2. In my cumulative experience, an aggregate of systems owned - I have heard parts of edges, surfaces, and specific points within a location. I believe this incompleteness to be an issue of recording, medium, and replay system fidelity. It doesn't quite do it all. The best recordings in the best formats in the best systems should be able to provide greater clarity of this assembly of sounds. With all of the engineer's sonic patchwork, injected noise, and myriad of phase shifts within a replay chain (inductance, capacitance) which is variable throughout the frequency ranges, this is a tough illusion to pull off. In the best moments I have perceived a singing, breathing head in 3 space with sides, top, and bottom with vocal cords separate from mouth opening and nostrils. I assume this is a psycho acoustic perception trick as most vocals are recorded with only one microphone - not four.
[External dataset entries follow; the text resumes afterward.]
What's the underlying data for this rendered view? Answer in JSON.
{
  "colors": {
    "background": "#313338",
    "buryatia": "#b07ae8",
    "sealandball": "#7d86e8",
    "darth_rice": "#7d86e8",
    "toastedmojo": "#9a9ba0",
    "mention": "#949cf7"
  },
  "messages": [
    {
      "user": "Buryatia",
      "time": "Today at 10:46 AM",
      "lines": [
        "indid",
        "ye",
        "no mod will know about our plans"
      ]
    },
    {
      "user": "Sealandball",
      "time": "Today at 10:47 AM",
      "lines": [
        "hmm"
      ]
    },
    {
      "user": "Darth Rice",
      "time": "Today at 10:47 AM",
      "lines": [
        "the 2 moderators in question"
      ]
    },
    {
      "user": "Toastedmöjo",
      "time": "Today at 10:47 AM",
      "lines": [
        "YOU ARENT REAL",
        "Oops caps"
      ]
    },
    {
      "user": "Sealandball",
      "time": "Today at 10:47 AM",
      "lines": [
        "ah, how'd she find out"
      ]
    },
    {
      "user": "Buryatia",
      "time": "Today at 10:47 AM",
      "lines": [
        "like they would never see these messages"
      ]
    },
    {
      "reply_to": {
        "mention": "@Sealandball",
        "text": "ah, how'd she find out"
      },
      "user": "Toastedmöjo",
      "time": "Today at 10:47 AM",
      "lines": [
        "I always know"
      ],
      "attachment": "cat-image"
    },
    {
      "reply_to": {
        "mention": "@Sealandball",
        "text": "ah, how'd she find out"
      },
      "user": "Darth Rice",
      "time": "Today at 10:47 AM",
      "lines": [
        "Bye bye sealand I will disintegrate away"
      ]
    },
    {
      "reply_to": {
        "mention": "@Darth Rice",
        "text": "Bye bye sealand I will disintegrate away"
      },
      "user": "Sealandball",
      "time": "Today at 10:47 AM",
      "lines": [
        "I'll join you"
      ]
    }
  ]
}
Also, occasionally I can perceive a visual of a drum kit, percussive sounds emanating from specific locations surrounded by ambient room reflections to augment the virtual construction. Studio sounds, say electronic sounds, are easier to reproduce because they are simpler in origin and located in two channel by the engineer. Live two channel recorded well may be the most revealing test for a system's phase coherence.
Please elaborate on what you hear.
Where I work we have a 3D laser scanner to document industrial equipment and buildings. A single scan looks proper until you rotate the rendered model on the computer screen. Once you do this the missing information is apparent. We can't visually autofill the missing information. It's relatively 2D. So a better scanning technique is to take readings from two different locations for a stereo effect. The computer combines these scans. This is a much better rendering. However it is still not complete as the blind spots become apparent once rotated. A third scan, optimally located, can fill in even more of the gaps. Point is, even with purist two channel, we are not capturing all of the 3D information within an acoustic space. It is a fixed perspective which limits the degree of recreation possible. Move to the side of the bandstand it sounds different, right? Whether that matters is entirely debatable.
Add a few more audio channels to the recording and playback and much more is possible. Not referring to cinema systems used today.